Pivotal Home Solutions, a home warranty company headquartered in Naperville, Illinois, will pay $175,000 and furnish other relief to settle a disability discrimination lawsuit brought by the U.S. Equal Employment Opportunity Commission (EEOC), the federal agency announced
According to the EEOC’s suit, a former employee worked at Pivotal Home Solutions (“Pivotal”) as a dispatcher through a staffing agency for nearly six months. During that time, she succeeded in her role, received no negative performance evaluations, and was told that she would likely be hired to work directly for Pivotal instead of through the staffing agency. In January 2018, the employee disclosed to her supervisor that she had a panic attack and had been prescribed medication to treat her post-traumatic stress disorder and anxiety.
Shortly thereafter, the supervisor contacted several representatives of the staffing company that placed the employee at Pivotal and requested that she be separated because of her “nervous breakdown.” In two of the phone calls, documented by representatives of the staffing company, the supervisor indicated that the employee had no performance issues but that he wanted to separate her anyway because he believed that the environment was too stressful for her. At least one representative of the staffing company informed the supervisor of the risk of terminating an employee for a medical condition that did not affect her performance, but the supervisor continued to request that the employee be terminated.
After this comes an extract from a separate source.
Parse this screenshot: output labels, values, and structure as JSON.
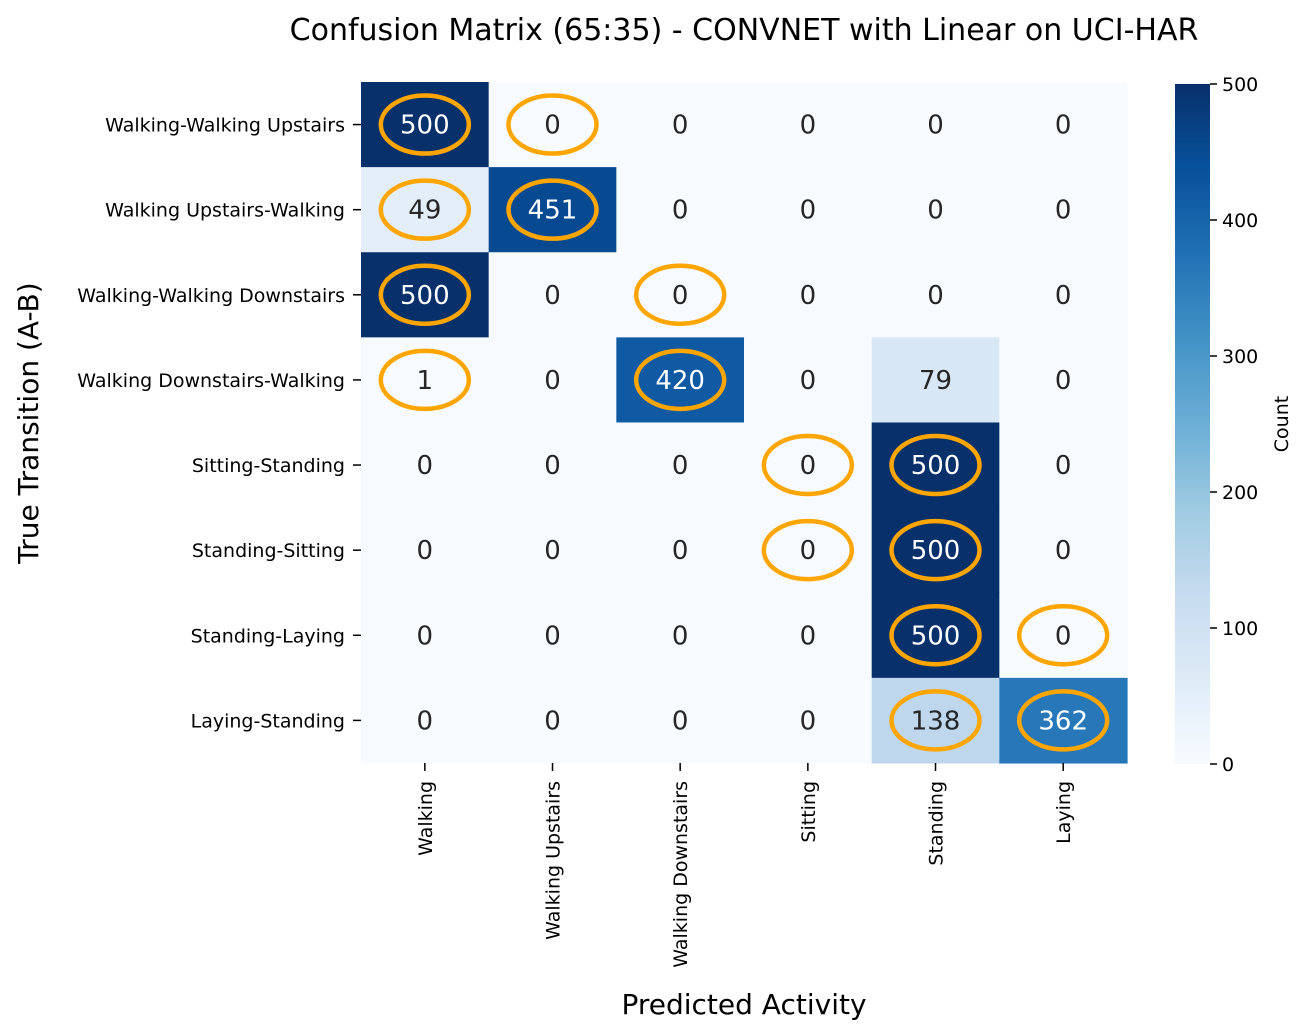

Such conduct violates Title I of the Americans with Disabilities Act (ADA), which prohibits discrimination on the basis of disability. The EEOC filed suit in U.S. District Court for the Northern District of Illinois (EEOC v. Pivotal Home Solutions, Civil Action No. 21-cv-04978), after first attempting to reach a pre-litigation settlement through the EEOC’s conciliation process.
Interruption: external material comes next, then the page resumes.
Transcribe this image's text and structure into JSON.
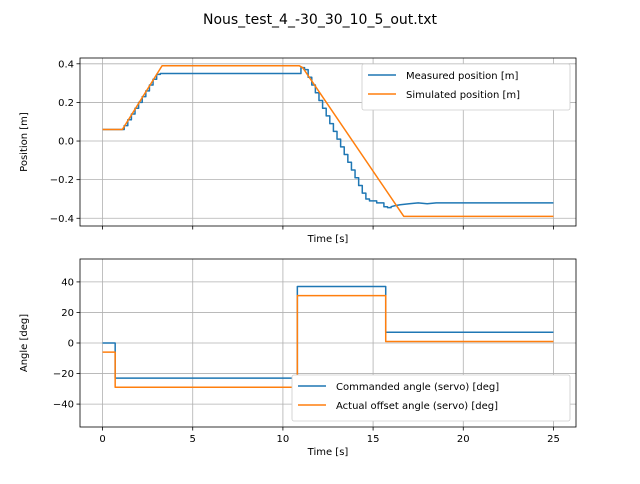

Under the three-year consent decree settling the suit, Pivotal will pay $175,000 to the former employee. Further, Pivotal is subject to an injunction forbidding it from discriminating against employees, including employees working for Pivotal through a staffing company, because of their disability. Pivotal is also subject to an injunction forbidding it from retaliating against employees for opposing any practice made unlawful under the ADA, filing a charge of discrimination under the ADA, testifying in any proceeding under the ADA, or for asserting any rights under the consent decree.
Pivotal is also required to update its policies to prohibit discrimination under the ADA and to update the policies to state explicitly that they apply to employees working at Pivotal through staffing companies. In addition, Pivotal will provide annual trainings conducted by outside and independent trainers to managers and all employees responsible for human resources about their obligations under the ADA.